Öztürk’ün Yeni Şafak’ta “AK Parti için referandumda 3 riskli konu”başlığıyla yayımlanan (1 Şubat 2017) yazısının ilgili bölümü şöyle:
Sahayı gözlemek bazen yetmez. İlk gördükleriniz, ilk konuştuklarınız sizi etkileyebilir. Sonra yanlış kanaat edinebilirsiniz.
Özellikle referandum gibi, geniş kitleleri ilgilendiren konularda dikkatli olmak lazım. Sahayı gözlemenin yanı sıra, bir de bilimsel çalışmalarla kanaatlerinizi test etmelisiniz. Ben de onu yaptım.
Sahayı geziyorum, bir çok kesimden insanla konuşuyorum. Henüz propaganda dönemi başlamadı, liderler meydana inmedi. Yine de yaklaşık kanaatler var.
Dün bir kaç saha araştırması yapan anket firmasıyla konuştum. Durum bir kaç puan farkla ‘evet’ gibi gözüküyor.Hepsinin ihtiyatla yaklaşımları dikkatimi çekti. Referandumun ‘çantada keklik’ görülmesine ısrarla karşı çıkıyorlar. Rakamların şu an için tam sahayı yansıtmayacağını da söylüyorlar.
Ben gözlemlerimi aktardım. Riskli unsurları sıraladım. Katılıyorlar, ‘bilimsel veriler de onu gösteriyor’ diyorlar.
Bu yüzden sizinle gönül rahatlığı ile üç riskli konuyu paylaşabilirim.

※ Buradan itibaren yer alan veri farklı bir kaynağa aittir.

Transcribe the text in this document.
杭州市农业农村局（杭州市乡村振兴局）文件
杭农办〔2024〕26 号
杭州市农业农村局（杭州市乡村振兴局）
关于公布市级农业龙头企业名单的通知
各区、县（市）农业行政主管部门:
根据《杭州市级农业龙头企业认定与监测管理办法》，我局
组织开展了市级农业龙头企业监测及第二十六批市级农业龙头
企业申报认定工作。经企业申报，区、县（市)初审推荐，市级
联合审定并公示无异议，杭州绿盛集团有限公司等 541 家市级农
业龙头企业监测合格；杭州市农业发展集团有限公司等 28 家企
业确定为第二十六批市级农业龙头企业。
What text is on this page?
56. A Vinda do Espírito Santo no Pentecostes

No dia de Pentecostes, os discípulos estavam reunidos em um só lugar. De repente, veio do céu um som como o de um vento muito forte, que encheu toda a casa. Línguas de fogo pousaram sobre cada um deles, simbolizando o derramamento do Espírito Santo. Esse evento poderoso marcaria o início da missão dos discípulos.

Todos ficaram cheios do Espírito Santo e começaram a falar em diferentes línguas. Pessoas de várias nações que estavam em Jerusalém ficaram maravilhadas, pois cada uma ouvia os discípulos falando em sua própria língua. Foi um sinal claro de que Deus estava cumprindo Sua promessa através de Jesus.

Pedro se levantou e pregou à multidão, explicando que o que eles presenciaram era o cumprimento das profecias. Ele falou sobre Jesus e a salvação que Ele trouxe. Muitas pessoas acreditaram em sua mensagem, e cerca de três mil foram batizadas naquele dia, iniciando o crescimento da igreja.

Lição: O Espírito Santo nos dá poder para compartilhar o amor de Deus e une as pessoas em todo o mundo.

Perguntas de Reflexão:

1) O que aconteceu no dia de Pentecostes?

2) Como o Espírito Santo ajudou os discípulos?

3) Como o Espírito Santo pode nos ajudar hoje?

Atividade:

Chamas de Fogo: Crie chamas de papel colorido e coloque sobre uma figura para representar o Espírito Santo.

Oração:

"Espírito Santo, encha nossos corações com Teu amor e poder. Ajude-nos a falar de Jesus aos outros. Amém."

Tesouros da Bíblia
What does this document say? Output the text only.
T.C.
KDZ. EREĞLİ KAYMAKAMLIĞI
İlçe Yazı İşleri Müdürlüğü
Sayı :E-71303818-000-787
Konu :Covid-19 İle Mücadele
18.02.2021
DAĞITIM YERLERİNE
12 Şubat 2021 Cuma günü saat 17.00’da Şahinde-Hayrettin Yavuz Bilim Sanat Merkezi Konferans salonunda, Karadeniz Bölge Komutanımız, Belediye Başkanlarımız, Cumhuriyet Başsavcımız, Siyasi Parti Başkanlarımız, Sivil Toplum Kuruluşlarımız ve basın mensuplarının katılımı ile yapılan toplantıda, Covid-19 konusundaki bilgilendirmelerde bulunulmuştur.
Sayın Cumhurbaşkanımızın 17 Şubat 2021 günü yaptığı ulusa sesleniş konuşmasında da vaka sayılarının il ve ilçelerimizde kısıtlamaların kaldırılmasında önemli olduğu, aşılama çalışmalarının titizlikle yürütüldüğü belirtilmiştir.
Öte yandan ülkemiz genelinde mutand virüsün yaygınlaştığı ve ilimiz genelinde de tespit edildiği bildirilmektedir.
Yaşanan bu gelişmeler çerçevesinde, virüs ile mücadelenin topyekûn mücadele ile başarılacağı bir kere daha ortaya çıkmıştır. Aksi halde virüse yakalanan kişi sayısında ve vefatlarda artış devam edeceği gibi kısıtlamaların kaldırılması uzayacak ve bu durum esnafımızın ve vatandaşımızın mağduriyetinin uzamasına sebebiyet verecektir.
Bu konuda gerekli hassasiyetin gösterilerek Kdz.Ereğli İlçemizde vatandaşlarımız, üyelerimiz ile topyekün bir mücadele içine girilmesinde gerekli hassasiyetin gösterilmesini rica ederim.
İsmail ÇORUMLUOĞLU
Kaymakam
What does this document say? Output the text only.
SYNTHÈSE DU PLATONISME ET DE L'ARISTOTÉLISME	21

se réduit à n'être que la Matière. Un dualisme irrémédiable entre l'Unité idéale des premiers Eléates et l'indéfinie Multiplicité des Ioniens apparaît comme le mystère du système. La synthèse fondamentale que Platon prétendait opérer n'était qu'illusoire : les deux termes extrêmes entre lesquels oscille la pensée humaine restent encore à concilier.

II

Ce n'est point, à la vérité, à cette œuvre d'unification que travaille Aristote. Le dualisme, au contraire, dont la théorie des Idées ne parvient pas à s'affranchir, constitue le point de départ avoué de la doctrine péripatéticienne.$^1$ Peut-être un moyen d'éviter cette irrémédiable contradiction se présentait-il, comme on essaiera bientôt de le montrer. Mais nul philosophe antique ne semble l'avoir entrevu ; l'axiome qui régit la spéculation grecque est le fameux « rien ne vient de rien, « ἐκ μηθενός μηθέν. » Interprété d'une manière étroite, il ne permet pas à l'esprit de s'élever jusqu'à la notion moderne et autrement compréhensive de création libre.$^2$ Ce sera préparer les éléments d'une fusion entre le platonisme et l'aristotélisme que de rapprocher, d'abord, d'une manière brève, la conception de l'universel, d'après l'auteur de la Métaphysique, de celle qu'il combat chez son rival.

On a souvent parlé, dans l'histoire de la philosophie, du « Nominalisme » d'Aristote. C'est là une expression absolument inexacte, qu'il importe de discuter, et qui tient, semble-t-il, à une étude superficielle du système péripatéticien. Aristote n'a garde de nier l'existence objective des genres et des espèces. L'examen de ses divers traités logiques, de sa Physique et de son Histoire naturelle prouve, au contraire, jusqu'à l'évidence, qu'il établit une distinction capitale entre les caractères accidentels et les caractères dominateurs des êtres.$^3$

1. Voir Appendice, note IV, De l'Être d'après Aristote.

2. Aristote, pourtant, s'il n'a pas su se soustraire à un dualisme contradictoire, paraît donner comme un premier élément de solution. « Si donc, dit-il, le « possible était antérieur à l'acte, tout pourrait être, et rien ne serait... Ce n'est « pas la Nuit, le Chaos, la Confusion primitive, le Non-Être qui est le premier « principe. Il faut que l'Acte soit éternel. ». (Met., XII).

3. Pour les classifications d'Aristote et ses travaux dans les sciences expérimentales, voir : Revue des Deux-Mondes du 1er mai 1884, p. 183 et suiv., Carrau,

1. Ekonomik kriz birinci etken
Referandumu en güçlü etkileyecek şey ekonomik krizdir. Şu anda piramidin en üst tepesinde olanlar krizden etkileniyor. Ancak yavaş yavaş aşağı indiğini ve vatandaşın cebine, mutfağına doğru yaklaştığını da görmeliyiz. Dolar kuru, piyasadaki durgunluk, ihracatın azalması, dünya ekonomisindeki durgunluk yakında vatandaşa yansırsa, durum vahim demektir.
‘Ekonominin iktidarla ilgisi var, Anayasa değişikliği ile alakası yok’ diyenler varsa yanılıyor. Hiç de öyle değil. Milletin mutfağı, sofrası, cebi etkilendiği zaman, ne Anayasa, ne başkanlık sistemi, ne de milli duygulara bakar. Doğrudan faturayı iktidar partisine keser.
AK Parti kurmayları ekonomik krizin farkında. Bunun da referandumu etkileyeceğini biliyorlar. Bir konu daha var bildikleri ama dillendirmiyorlar fazla: Ekonomiyi yöneten ekip arasındaki uyumsuzluk ve çekişme. Ekonomi iyi yönetilmiyor ve ekipler arasında bir rekabet var. Ekonomik krizin çözümünü zorlaştıran bu durum bakalım nereye kadar gidecek.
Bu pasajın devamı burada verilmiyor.